Megan and her twin April are seniors in high school. They worked throughout the summer to have enough money to buy cars, and it cost them every cent they had saved! Now they are trying to figure out how much it will cost them to run through the year. “I have no idea how much I will drive this year,” says Megan. “It’s 5 miles to school, I have soccer practice 3 times a week, which is 2 miles from school, and I probably drive 20 miles on the weekend.”“I’m about the same as you. Don’t forget in the summer we will probably each drive about a hundred miles a week.” Estimate how many miles Megan and April will each drive in the next 12 months.

1. Just give one estimate for them both as they drive about the same number of miles.

“Great. So how much do you think gas will cost us this year?” asks Megan. “Talk for yourself. My car runs on electricity! I only need to pay $0.12 per kilowatt hour, and it takes about 1 kilowatt hour to drive 3 miles,” says April.
2. Estimate April’s electricity cost for the upcoming year.

“Well, that’s confusing,” replies Megan. “They say my car gets 25 mpg highway and 17 mpg city. We don’t really live in a city, do we? Gas is currently $2.85 a gallon.”
3. Estimate Megan’s costs for the upcoming year.

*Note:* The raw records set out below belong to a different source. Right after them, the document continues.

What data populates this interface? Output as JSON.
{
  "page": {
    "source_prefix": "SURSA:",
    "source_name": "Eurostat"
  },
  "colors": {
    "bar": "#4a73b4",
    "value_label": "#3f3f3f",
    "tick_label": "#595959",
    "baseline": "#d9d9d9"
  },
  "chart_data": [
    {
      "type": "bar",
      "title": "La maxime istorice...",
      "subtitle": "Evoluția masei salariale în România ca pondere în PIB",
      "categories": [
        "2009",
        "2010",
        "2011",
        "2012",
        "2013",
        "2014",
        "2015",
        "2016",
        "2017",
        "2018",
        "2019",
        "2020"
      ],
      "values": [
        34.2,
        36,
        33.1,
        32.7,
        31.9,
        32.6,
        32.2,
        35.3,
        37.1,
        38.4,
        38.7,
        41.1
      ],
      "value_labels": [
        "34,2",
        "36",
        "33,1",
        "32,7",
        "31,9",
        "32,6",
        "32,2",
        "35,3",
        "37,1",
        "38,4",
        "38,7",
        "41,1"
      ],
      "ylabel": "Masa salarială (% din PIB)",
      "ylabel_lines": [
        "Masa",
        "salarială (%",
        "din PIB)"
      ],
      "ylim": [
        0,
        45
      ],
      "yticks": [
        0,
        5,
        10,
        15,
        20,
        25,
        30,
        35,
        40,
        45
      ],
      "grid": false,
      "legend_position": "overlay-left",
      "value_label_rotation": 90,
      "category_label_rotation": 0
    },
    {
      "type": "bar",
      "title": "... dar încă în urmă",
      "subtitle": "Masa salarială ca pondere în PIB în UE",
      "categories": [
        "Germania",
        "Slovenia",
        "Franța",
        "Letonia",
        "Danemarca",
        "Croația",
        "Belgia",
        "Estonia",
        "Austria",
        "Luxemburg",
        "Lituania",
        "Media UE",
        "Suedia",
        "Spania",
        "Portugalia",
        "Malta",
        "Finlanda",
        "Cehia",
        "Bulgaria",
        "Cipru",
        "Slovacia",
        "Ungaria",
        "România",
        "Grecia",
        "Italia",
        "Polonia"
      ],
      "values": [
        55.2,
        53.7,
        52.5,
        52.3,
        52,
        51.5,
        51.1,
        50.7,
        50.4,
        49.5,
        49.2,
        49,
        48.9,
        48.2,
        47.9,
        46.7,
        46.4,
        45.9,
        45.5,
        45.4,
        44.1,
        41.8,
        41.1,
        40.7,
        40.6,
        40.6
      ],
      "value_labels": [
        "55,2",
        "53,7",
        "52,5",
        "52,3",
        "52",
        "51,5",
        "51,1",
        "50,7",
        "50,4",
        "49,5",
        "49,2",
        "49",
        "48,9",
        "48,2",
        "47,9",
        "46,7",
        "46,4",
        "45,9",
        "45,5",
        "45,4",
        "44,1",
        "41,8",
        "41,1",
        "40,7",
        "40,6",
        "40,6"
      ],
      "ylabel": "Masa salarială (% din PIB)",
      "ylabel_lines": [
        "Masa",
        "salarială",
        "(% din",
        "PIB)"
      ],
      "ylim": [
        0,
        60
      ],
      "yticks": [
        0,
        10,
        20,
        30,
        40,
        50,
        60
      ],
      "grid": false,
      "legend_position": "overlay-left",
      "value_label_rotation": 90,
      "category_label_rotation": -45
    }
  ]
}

To estimate how many miles Megan and April will each drive in the next 12 months, we need to calculate the total weekly miles and then multiply it by 52 weeks in a year. Let's break it down step by step:

1. Calculate Megan's weekly miles:
- Distance to school: 5 miles * 5 school days = 25 miles
- Soccer practice: 2 miles * 3 times a week = 6 miles
- Weekend driving: 20 miles
- Summer driving: 100 miles per week, estimated for 12 weeks = 1200 miles
Total weekly miles for Megan: 25 + 6 + 20 + 100 = 151 miles

2. Calculate April's weekly miles:
Since April's driving pattern is similar to Megan's, we can estimate that she will also drive around 151 miles per week.

Therefore, the estimated total number of miles both Megan and April will drive in the next 12 months is:
151 miles/week * 52 weeks = 7,852 miles each.

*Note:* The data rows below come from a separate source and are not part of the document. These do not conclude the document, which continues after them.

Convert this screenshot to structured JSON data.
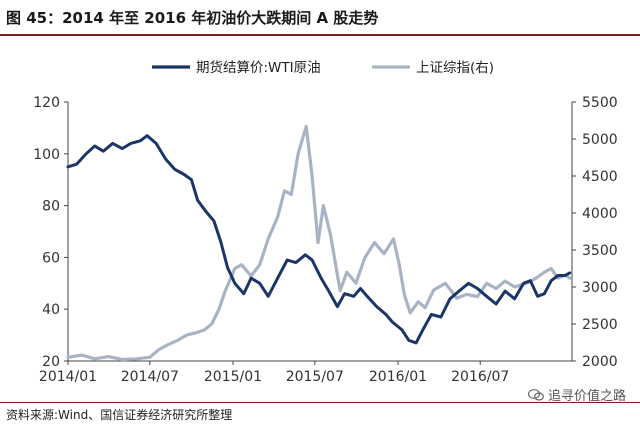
{
  "header": {
    "title": "图 45：2014 年至 2016 年初油价大跌期间 A 股走势"
  },
  "footer": {
    "source": "资料来源:Wind、国信证券经济研究所整理",
    "watermark": "追寻价值之路"
  },
  "colors": {
    "oil": "#1b3566",
    "index": "#a8b4c4",
    "rule": "#7a1f1f"
  },
  "chart_data": {
    "type": "line",
    "x_ticks": [
      "2014/01",
      "2014/07",
      "2015/01",
      "2015/07",
      "2016/01",
      "2016/07"
    ],
    "y_left": {
      "ylim": [
        20,
        120
      ],
      "ticks": [
        20,
        40,
        60,
        80,
        100,
        120
      ]
    },
    "y_right": {
      "ylim": [
        2000,
        5500
      ],
      "ticks": [
        2000,
        2500,
        3000,
        3500,
        4000,
        4500,
        5000,
        5500
      ]
    },
    "legend_position": "top-center",
    "grid": false,
    "series": [
      {
        "name": "期货结算价:WTI原油",
        "axis": "left",
        "color": "#1b3566",
        "points": [
          [
            "2014-01-01",
            95
          ],
          [
            "2014-01-20",
            96
          ],
          [
            "2014-02-10",
            100
          ],
          [
            "2014-03-01",
            103
          ],
          [
            "2014-03-20",
            101
          ],
          [
            "2014-04-10",
            104
          ],
          [
            "2014-05-01",
            102
          ],
          [
            "2014-05-20",
            104
          ],
          [
            "2014-06-10",
            105
          ],
          [
            "2014-06-25",
            107
          ],
          [
            "2014-07-15",
            104
          ],
          [
            "2014-08-05",
            98
          ],
          [
            "2014-08-25",
            94
          ],
          [
            "2014-09-15",
            92
          ],
          [
            "2014-10-01",
            90
          ],
          [
            "2014-10-15",
            82
          ],
          [
            "2014-11-01",
            78
          ],
          [
            "2014-11-20",
            74
          ],
          [
            "2014-12-05",
            66
          ],
          [
            "2014-12-20",
            56
          ],
          [
            "2015-01-05",
            50
          ],
          [
            "2015-01-25",
            46
          ],
          [
            "2015-02-10",
            52
          ],
          [
            "2015-03-01",
            50
          ],
          [
            "2015-03-20",
            45
          ],
          [
            "2015-04-10",
            52
          ],
          [
            "2015-05-01",
            59
          ],
          [
            "2015-05-20",
            58
          ],
          [
            "2015-06-10",
            61
          ],
          [
            "2015-06-25",
            59
          ],
          [
            "2015-07-15",
            52
          ],
          [
            "2015-08-01",
            47
          ],
          [
            "2015-08-20",
            41
          ],
          [
            "2015-09-05",
            46
          ],
          [
            "2015-09-25",
            45
          ],
          [
            "2015-10-10",
            48
          ],
          [
            "2015-10-25",
            45
          ],
          [
            "2015-11-15",
            41
          ],
          [
            "2015-12-05",
            38
          ],
          [
            "2015-12-20",
            35
          ],
          [
            "2016-01-10",
            32
          ],
          [
            "2016-01-25",
            28
          ],
          [
            "2016-02-10",
            27
          ],
          [
            "2016-02-25",
            32
          ],
          [
            "2016-03-15",
            38
          ],
          [
            "2016-04-05",
            37
          ],
          [
            "2016-04-25",
            44
          ],
          [
            "2016-05-15",
            47
          ],
          [
            "2016-06-05",
            50
          ],
          [
            "2016-06-25",
            48
          ],
          [
            "2016-07-15",
            45
          ],
          [
            "2016-08-05",
            42
          ],
          [
            "2016-08-25",
            47
          ],
          [
            "2016-09-15",
            44
          ],
          [
            "2016-10-05",
            50
          ],
          [
            "2016-10-20",
            51
          ],
          [
            "2016-11-05",
            45
          ],
          [
            "2016-11-20",
            46
          ],
          [
            "2016-12-05",
            51
          ],
          [
            "2016-12-20",
            53
          ],
          [
            "2017-01-05",
            53
          ],
          [
            "2017-01-15",
            54
          ]
        ]
      },
      {
        "name": "上证综指(右)",
        "axis": "right",
        "color": "#a8b4c4",
        "points": [
          [
            "2014-01-01",
            2050
          ],
          [
            "2014-02-01",
            2080
          ],
          [
            "2014-03-01",
            2030
          ],
          [
            "2014-04-01",
            2060
          ],
          [
            "2014-05-01",
            2020
          ],
          [
            "2014-06-01",
            2030
          ],
          [
            "2014-07-01",
            2050
          ],
          [
            "2014-07-20",
            2150
          ],
          [
            "2014-08-10",
            2220
          ],
          [
            "2014-09-01",
            2280
          ],
          [
            "2014-09-20",
            2350
          ],
          [
            "2014-10-10",
            2380
          ],
          [
            "2014-10-30",
            2420
          ],
          [
            "2014-11-15",
            2500
          ],
          [
            "2014-12-01",
            2700
          ],
          [
            "2014-12-15",
            2950
          ],
          [
            "2015-01-05",
            3250
          ],
          [
            "2015-01-20",
            3300
          ],
          [
            "2015-02-10",
            3150
          ],
          [
            "2015-03-01",
            3300
          ],
          [
            "2015-03-20",
            3650
          ],
          [
            "2015-04-10",
            3950
          ],
          [
            "2015-04-25",
            4300
          ],
          [
            "2015-05-10",
            4250
          ],
          [
            "2015-05-25",
            4800
          ],
          [
            "2015-06-12",
            5170
          ],
          [
            "2015-06-25",
            4500
          ],
          [
            "2015-07-08",
            3600
          ],
          [
            "2015-07-20",
            4100
          ],
          [
            "2015-08-05",
            3700
          ],
          [
            "2015-08-26",
            2950
          ],
          [
            "2015-09-10",
            3200
          ],
          [
            "2015-09-30",
            3050
          ],
          [
            "2015-10-20",
            3400
          ],
          [
            "2015-11-10",
            3600
          ],
          [
            "2015-12-01",
            3450
          ],
          [
            "2015-12-22",
            3650
          ],
          [
            "2016-01-04",
            3300
          ],
          [
            "2016-01-15",
            2900
          ],
          [
            "2016-01-28",
            2650
          ],
          [
            "2016-02-15",
            2800
          ],
          [
            "2016-03-01",
            2720
          ],
          [
            "2016-03-20",
            2960
          ],
          [
            "2016-04-15",
            3050
          ],
          [
            "2016-05-10",
            2850
          ],
          [
            "2016-06-01",
            2900
          ],
          [
            "2016-06-25",
            2870
          ],
          [
            "2016-07-15",
            3050
          ],
          [
            "2016-08-05",
            2980
          ],
          [
            "2016-08-25",
            3080
          ],
          [
            "2016-09-15",
            3000
          ],
          [
            "2016-10-10",
            3050
          ],
          [
            "2016-10-30",
            3110
          ],
          [
            "2016-11-20",
            3200
          ],
          [
            "2016-12-05",
            3250
          ],
          [
            "2016-12-20",
            3120
          ],
          [
            "2017-01-05",
            3160
          ],
          [
            "2017-01-15",
            3120
          ]
        ]
      }
    ]
  }
}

Moving on to the next question:

To estimate April's electricity cost for the upcoming year, we need to calculate the total number of kilowatt hours (kWh) she will use. Here's how we can do that:

1 kilowatt hour is equivalent to driving 3 miles. So, if April drives 7,852 miles in total (as estimated above), we can calculate the kWh used as follows:

7825 miles / 3 miles per kWh = 2608.33 kWh

Since we can't have a fraction of a kWh, we can round it up to the nearest whole number. Therefore, April will use approximately 2609 kWh.

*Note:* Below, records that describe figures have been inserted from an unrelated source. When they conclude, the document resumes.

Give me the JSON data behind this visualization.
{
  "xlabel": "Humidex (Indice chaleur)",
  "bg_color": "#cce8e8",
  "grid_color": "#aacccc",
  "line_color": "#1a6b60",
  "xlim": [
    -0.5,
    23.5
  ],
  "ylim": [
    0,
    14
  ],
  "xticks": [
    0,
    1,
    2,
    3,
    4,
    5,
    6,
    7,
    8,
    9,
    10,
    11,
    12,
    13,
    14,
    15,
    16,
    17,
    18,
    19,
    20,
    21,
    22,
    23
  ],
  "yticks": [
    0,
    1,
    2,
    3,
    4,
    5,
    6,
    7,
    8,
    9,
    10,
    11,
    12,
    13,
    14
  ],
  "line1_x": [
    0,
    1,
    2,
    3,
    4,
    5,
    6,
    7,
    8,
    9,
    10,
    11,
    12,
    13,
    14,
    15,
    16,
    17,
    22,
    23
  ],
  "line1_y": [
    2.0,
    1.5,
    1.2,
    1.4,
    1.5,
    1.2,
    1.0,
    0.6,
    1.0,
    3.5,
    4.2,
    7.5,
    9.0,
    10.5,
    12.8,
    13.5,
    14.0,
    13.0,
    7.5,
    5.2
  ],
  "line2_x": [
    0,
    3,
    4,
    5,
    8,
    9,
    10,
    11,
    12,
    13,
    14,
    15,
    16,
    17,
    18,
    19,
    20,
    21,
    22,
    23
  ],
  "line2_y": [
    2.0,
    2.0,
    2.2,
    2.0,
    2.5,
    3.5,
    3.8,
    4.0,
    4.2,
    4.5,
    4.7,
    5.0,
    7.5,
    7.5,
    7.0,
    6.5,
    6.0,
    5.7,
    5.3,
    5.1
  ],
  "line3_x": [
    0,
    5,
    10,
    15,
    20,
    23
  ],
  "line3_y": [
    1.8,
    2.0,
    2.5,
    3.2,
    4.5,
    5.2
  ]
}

Now, April mentioned that it costs $0.12 per kilowatt hour. To calculate her total electricity cost for the year, we can multiply the number of kWh used by the cost per kWh:

2609 kWh * $0.12/kWh = $313.08

Therefore, April's electricity cost for the upcoming year is estimated to be around $313.08.

Finally, let's estimate Megan's costs for the upcoming year:

To estimate Megan's costs, we need to calculate the total amount of gas she will consume. Here's how we can do that:

Megan's car gets 25 miles per gallon (mpg) on the highway and 17 mpg in the city. Since she doesn't live in a city, we can assume that her average mileage will be closer to the highway mileage.

Let's assume an average mileage of 22 mpg for Megan's driving.

So, if Megan drives 7,852 miles in total (as estimated above), we can calculate the total gallons of gas used as follows:

7852 miles / 22 mpg = 356.91 gallons

Since we can't have a fraction of a gallon, we can round it up to the nearest whole number. Therefore, Megan will need approximately 357 gallons of gas.

Now, Megan mentioned that gas is currently priced at $2.85 per gallon. To calculate her total gas cost for the year, we can multiply the number of gallons used by the cost per gallon:

357 gallons * $2.85/gallon = $1018.45

Therefore, Megan's gas cost for the upcoming year is estimated to be around $1018.45.

Note: These estimates are based on the given information and assumptions. The actual mileage and costs may vary.